The weekend is upon us and these mid-summer weekends remind me of Spiderman, because with great weather comes great responsibility. You’ll feel guilty spending the whole time indoors with the sun shining outside, but coming up with a weekend warrior plan is so arduous and time-consuming. Instead of going through the same-old same-old “let’s go to the beach” or “we should fire up the grill and have a barbeque,” pick one of these great ideas to make this weekend one you’ll never forget.
1. Wrap Yourself in a Giant Tortilla and Run Through the Neighborhood Yelling “Don’t You Want to Taco ‘Bout It?”
There’s nothing quite like a late July tortilla run. It gets the blood moving and gives you the chance to meet neighbors who you may have previously avoided (or vice versa). Where are you going to get a giant tortilla you ask? That’s a problem you’re going to have to solve by yourself. See? Now you have TWO things to do this weekend! What fun you’ll have.
2. Get a Dog!
I know what you’re thinking and no, I’m not asking you to make a commitment to caring for an animal for the next 8-16 years depending on breed and current age.
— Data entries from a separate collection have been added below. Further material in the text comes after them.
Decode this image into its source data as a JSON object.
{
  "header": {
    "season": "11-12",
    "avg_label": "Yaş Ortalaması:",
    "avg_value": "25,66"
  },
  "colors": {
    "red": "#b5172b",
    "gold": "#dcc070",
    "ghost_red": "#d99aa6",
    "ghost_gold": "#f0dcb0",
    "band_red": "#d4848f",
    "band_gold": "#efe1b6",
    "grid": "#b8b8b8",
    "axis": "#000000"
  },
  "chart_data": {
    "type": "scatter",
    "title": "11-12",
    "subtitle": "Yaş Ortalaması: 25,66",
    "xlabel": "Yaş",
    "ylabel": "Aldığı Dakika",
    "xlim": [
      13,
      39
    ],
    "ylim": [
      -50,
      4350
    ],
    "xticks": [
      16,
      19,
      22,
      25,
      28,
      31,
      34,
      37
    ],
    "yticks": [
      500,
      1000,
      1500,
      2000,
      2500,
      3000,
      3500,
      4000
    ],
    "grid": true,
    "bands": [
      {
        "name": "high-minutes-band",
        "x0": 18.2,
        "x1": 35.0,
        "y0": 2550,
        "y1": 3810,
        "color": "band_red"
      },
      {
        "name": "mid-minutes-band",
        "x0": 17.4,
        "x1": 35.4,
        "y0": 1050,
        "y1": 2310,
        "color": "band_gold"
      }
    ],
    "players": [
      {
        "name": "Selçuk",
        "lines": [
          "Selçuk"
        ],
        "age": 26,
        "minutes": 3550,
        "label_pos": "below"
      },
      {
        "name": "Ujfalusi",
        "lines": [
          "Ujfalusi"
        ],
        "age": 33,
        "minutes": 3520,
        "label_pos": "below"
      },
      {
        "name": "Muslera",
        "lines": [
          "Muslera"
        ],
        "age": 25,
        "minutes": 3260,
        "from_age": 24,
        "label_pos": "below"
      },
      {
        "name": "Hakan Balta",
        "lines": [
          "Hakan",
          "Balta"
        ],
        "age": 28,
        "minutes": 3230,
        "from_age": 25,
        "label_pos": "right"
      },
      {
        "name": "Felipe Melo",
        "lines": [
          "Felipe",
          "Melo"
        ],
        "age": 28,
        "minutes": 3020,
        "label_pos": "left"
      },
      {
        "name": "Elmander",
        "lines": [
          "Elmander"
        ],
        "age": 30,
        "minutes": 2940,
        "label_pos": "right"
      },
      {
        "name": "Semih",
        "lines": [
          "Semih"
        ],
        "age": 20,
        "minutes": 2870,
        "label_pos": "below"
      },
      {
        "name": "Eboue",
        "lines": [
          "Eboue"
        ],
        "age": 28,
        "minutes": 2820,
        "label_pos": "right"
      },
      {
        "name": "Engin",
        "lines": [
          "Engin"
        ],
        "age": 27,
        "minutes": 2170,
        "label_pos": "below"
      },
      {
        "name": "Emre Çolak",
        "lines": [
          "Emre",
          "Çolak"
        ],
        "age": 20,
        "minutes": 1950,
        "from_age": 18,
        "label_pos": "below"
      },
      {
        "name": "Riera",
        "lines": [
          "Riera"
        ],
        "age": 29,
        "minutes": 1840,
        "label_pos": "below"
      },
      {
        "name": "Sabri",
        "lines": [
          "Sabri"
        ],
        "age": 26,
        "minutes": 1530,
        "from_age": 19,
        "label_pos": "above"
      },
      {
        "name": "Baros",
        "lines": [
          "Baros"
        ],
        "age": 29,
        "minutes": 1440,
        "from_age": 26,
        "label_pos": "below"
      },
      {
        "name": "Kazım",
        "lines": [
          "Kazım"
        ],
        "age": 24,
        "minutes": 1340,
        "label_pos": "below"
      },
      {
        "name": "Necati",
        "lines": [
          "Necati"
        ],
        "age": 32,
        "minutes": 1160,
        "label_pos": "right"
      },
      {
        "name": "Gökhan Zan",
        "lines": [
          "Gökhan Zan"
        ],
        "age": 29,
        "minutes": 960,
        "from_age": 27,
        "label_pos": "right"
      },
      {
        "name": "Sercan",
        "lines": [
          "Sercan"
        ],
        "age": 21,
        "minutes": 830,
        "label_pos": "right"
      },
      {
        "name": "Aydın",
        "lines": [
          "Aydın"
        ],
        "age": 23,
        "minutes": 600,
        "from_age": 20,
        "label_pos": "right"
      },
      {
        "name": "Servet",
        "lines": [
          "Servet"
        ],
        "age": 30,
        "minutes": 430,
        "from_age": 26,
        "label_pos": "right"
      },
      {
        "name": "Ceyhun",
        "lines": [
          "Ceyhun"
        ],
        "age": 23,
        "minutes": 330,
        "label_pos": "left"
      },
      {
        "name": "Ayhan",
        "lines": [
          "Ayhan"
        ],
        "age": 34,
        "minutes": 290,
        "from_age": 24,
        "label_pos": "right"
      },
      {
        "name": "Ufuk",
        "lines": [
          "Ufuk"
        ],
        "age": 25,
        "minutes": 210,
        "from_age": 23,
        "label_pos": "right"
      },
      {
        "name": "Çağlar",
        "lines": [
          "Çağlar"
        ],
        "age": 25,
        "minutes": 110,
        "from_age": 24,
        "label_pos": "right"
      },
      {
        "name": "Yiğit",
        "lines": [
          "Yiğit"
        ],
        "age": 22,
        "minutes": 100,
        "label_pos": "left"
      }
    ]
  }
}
I don’t mean that you should go out and adopt a dog. I mean you should get one for the weekend. That could mean picking one out that you see on the street and borrowing it for the weekend or just offering free dog-walking on Craigslist and not returning your client pooch until Monday. There are tons of great ways to get dogs that come with zero responsibility. And if you’re worried about picking up poop, don’t worry. Just leave it on the ground and if anyone has a problem with that, you can just throw your dog at them.
3. Cry. Cry cry cry cry cry.
When was the last time you had a good cry? It’s probably been a while, unless of course you recently stubbed your toe or lost someone close to you. Did somebody take your dog? No? Can you imagine someone taking your dog? Great. Now think about that for a while and let the waterworks flow. Man, you’re going to feel better. I’m crying right now and I feel great. Cleoooooooooooooooooooo! (that’s my dog’s name)
4. Develop telekinesis.
Every time I see a spoon, I think, “I wish I could move that with my mind.” I’ve never quite figured it out, though. If you’ve ever been in the same boat, try spending the next few days staring at things and commanding them to move with your mind. If it works, you’re going to be a really valuable weapon for militaries everywhere. If it doesn’t work, you probably got some good meditation time in anyway. Just be careful. Once you develop telekinesis, the work isn’t done. You still have to learn how to control it.
5. Set up a lemonade stand.
You remember those good ol’ days when you’d set up a table in your driveway and charge neighbors a quarter for a glass of powdered Crystal Light with way too much sugar. Recreate that, but step it up. You’re not a kid anymore, bro. Find a great space with lots of foot traffic. Make sure you have plenty of parking. Hire a solid interior designer and get your permitting in place. Within three to four months, the build-out will be complete and you can start hiring staff. Offer more than minimum wage, but not so much that your margins suffer. Open your doors with the help of a coordinated PR campaign. Make a deal with a local lemon grower and market your product to the hipster lemonade lovers in your town. Within a year or two, open a second store, realize it was a mistake, stop paying taxes, get caught by the IRS, start a Kickstarter campaign to pay down your debt, watch the campaign come up short by $41.34 and sell the store to a nice Armenian couple who use it to open a small craft store.